Hydrolysis and initial polycondensation of phenyltrimethoxysilane and diphenyldimethoxysilane
Abstract
The sol–gel process opens the possibility of producing vitreous solids containing the main structural groups of oxide glasses and polymers by introducing compounds of the type RnSi(OR′)4–n into the starting mixture. The Si–C bond is normally stable towards hydrolysis and therefore the ligand R acts as a network modifier in the resulting structure. Two organoalkoxysilanes were studied: phenyltrimethoxysilane (PTMOS) and diphenyldimethoxysilane (DPMOS). The compositional regions in PTMOS and DPMOS systems where the solution is homogeneous and the gelation takes place were investigated. The hydrolysis and initial polycondensation of PTMOS and DPMOS were studied by highresolution 29Si nuclear magnetic resonance.
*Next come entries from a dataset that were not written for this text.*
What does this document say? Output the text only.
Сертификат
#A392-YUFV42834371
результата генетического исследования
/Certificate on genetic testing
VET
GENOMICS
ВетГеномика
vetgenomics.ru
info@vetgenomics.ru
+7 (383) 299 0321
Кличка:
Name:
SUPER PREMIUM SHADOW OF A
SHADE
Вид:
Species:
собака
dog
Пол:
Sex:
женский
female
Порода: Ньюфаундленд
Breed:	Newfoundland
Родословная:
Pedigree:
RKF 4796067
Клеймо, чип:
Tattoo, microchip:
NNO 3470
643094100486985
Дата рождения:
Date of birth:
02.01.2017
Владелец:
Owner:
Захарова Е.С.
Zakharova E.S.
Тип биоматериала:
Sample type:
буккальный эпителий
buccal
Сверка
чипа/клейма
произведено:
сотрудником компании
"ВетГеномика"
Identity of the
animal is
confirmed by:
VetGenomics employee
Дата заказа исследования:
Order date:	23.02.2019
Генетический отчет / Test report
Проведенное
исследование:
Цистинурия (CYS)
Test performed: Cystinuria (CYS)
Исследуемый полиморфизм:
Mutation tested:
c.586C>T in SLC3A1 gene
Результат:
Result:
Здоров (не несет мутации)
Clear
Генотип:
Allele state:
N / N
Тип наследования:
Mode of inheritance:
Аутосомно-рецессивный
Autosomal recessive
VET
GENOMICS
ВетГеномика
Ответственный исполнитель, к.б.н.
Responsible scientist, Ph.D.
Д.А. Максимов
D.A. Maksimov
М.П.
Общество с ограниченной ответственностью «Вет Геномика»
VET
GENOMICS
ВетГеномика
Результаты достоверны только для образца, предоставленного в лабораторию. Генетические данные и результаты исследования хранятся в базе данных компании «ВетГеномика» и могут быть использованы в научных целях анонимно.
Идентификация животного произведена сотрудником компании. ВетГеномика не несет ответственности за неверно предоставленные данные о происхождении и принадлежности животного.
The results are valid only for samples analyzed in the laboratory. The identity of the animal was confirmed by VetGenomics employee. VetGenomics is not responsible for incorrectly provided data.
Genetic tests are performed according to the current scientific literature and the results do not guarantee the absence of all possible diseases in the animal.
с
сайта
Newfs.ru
Signals due to the following monomers and oligomers have been identified: PhSi(OMe)2(OH); PhSi(OMe)(OH)2; PhSi(OH)3; Ph2Si(OMe)(OH); Ph2Si(OH)2(where Ph=C6H6). Concerning the difunctional alkoxysilane, it was shown that the substitution of the hydroxy group for the methoxy group resulted in an upfield shift of the signal which is opposite to the case for tetrafunctional alkoxides. For the PTMOS, the same substitution induces the conventional downfield shift. 29Si NMR quantitative analysis was performed on both alkoxide solutions during the following of the hydrolysis-condensation reactions and on the final gels. This provided information on the formation of the gels molecular structure.